Chiude, infine, la rassegna la sentenza del T.A.R. Campania Napoli, Sez. I, 15 gennaio 2024, n. 377, che si sofferma sull’impiego del principio del risultato quale «criterio interpretativo per i casi (…) in cui debba essere risolto il dubbio sulla sorte della legge di gara, che non può dirsi assolutamente mancante di prescrizioni inderogabili», nella specie riferite ai criteri ambientali minimi.

Secondo il Collegio, allorquando la lex specialis di gara contenga un puntuale riferimento ai decreti ministeriali di riferimento, insieme ad alcune specificazioni riferite ad una o più prestazioni, il principio del risultato può essere declinato in termini che pongano l’accento sull’esigenza di privilegiare l’effettivo e tempestivo conseguimento degli obiettivi dell’azione pubblica grazie alla valorizzazione di tutti i fattori sostanziali dell’azione amministrativa, escludendo che la procedura di gara possa venire vanificata in tutti i casi in cui non sussistano ragioni obiettive che ostano al suo espletamento. Sono così destinati a recedere – di fronte al prioritario interesse al pronto raggiungimento delle finalità dell’appalto – «quei formalismi ai quali non corrisponda una concreta ed effettiva esigenza di tutela del privato».

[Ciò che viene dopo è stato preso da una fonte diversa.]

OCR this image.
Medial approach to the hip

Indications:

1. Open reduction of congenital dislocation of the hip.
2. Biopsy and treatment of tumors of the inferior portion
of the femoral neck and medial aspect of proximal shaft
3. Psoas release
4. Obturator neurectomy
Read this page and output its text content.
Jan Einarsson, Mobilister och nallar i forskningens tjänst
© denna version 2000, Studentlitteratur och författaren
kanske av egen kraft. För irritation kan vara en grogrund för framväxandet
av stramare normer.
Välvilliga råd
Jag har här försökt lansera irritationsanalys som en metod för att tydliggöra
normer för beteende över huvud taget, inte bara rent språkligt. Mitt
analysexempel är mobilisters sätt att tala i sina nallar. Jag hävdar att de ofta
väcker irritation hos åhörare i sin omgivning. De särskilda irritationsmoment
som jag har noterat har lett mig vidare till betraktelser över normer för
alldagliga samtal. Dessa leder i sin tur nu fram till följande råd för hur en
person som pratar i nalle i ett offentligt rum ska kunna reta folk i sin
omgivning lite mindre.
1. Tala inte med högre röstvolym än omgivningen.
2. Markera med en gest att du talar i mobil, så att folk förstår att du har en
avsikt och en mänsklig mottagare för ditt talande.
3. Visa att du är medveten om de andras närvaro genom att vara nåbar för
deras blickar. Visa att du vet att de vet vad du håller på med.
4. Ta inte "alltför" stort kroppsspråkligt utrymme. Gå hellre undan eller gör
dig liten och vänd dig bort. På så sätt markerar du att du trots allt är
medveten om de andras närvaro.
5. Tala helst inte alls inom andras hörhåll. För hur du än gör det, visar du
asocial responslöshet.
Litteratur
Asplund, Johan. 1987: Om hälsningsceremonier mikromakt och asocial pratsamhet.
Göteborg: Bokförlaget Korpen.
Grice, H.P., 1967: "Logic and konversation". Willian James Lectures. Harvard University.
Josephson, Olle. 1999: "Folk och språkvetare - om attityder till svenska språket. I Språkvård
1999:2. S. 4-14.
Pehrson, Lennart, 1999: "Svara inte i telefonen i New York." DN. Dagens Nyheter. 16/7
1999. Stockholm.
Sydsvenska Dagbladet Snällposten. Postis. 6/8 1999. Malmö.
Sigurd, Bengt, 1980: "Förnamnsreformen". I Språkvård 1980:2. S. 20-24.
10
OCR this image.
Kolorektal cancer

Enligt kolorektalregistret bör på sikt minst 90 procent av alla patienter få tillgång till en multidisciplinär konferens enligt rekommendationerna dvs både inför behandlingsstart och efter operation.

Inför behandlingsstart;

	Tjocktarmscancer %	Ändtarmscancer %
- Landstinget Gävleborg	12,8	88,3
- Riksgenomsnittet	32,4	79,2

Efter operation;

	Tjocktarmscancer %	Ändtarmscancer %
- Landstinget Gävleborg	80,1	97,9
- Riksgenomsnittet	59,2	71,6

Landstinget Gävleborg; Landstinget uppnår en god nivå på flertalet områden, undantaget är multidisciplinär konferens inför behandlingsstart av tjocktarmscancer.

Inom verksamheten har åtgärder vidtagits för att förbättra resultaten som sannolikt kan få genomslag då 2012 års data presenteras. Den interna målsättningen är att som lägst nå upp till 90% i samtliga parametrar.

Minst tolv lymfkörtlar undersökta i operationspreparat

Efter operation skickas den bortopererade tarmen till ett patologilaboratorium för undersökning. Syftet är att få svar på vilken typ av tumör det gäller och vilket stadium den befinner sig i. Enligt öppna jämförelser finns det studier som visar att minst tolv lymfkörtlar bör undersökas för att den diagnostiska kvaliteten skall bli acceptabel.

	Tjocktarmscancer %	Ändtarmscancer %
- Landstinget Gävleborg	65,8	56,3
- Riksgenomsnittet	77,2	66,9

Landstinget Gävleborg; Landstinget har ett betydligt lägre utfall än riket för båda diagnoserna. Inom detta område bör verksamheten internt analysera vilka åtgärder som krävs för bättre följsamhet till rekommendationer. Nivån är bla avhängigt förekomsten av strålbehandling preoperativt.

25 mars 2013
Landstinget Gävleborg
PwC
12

L’analisi che precede ci restituisce – ad oggi – la fotografia di una chiara contrapposizione tra i concetti di “sostanza” e “forma”, in tutte le loro declinazioni. Al tempo stesso, è evidente che l’attività dell’interprete si sta orientando sempre più verso un approccio sostanzialistico. Ciononostante, sarà interessante monitorare la successiva evoluzione giurisprudenziale, anche per verificare come verranno risolte alcune criticità (si pensi, ad esempio, al mancato richiamo al principio di imparzialità) già segnalate dai primi commentatori.